In context, a 1 point increase in imdb_rating predicts an increase in audience score of +14.91842.
Now, we will pick a movie from 2016 (not in sample) and predict audience_score for this movie using the BMA derived model. I am choosing the movie Deadpool.
deadpool <- data.frame(imdb_rating = 8.0, runtime = 108, critics_score = 85, mpaa_rating_R="Yes", thtr_rel_year=2016, best_pic_nom="no",best_actor_win="no", best_actress_win="no", summer_season = "No", oscar_season = "Yes", best_pic_win = 'no',
best_dir_win = 'no', feature_film = "Yes", drama = "No", imdb_num_votes = 899526, top200_box='yes')
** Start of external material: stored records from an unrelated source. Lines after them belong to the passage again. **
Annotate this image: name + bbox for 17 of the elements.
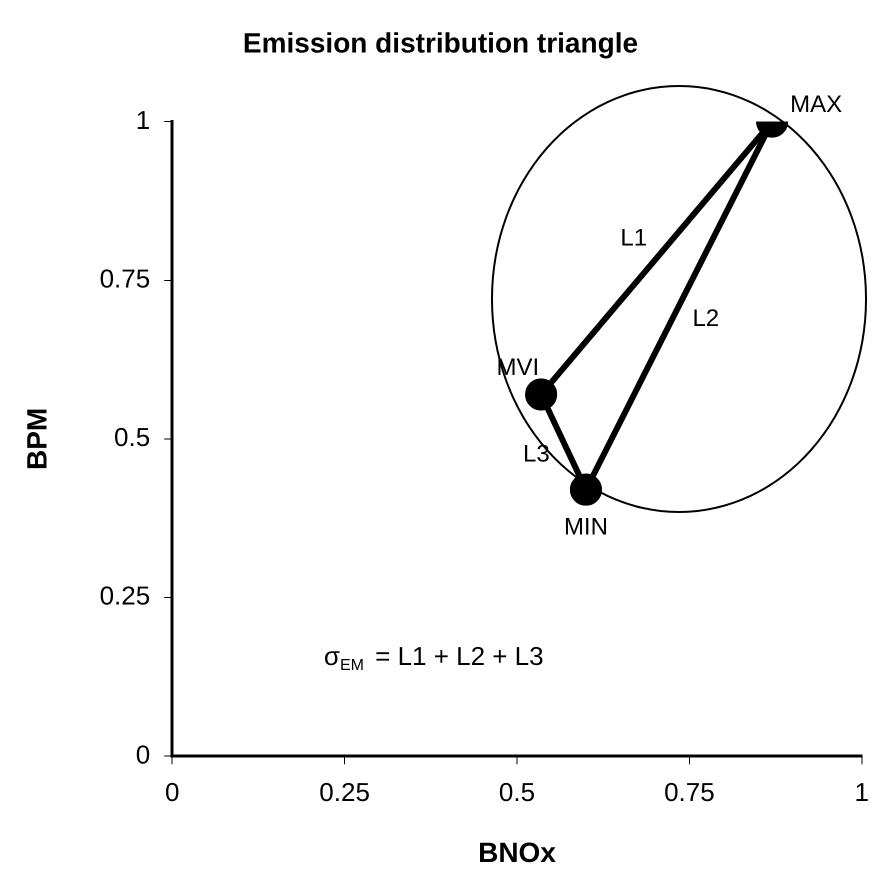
x-tick-label: 0.75 [664,776,715,807]
annotation: MIN [564,513,608,540]
series-label: L1 [620,224,648,252]
x-tick-label: 0.25 [319,776,370,807]
y-tick-label: 1 [136,104,150,135]
x-tick-label: 0.5 [498,776,536,807]
x-tick-label: 0 [164,776,180,807]
y-tick-label: 0 [136,739,150,770]
y-tick-label: 0.75 [100,263,150,294]
y-tick-label: 0.5 [114,422,150,452]
annotation: MAX [790,91,842,118]
x-axis-title: BNOx [478,836,556,868]
y-axis-title: BPM [22,408,53,470]
y-tick-label: 0.25 [100,580,150,611]
series-label: L2 [692,304,720,332]
x-tick-label: 1 [854,776,870,807]
chart-title: Emission distribution triangle [242,28,638,59]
Then, we will predict the audience_score and its 95% credible interval, using the AIC step model and the BMA model to contrast results:
predict(AIC.lm, newdata = deadpool, interval = "prediction", level = 0.95)
## fit lwr upr
## 1 85.26639 65.57666 104.9561
deadpool_bma_pred <- predict(bma_movies, newdata=deadpool, estimator="BMA", se.fit=TRUE, interval="prediction", level = 0.95)
deadpool_bma_pred$Ybma
## [,1]
## [1,] 87.70602
The actual audience score is 90 - the BMA model does a better job of predicting.
The BMA model performing better than the model chosen based solely on AIC is perhaps not surprising since that is the model that allows us to incorporate our uncertainty in the coefficients. This illustrates why it is important for us to express uncertainty in our model in order to make it better at prediction.
I also noted that the residuals may have violated some of the assumptions of normality, and some further analysis could be done to see if transforming audience_score or other variables would improve model fit.
The models also did not benefit from any strong priors about the relationships between variables and audience score. Priors could have been helpful to make us more certain in our estimates of coefficients.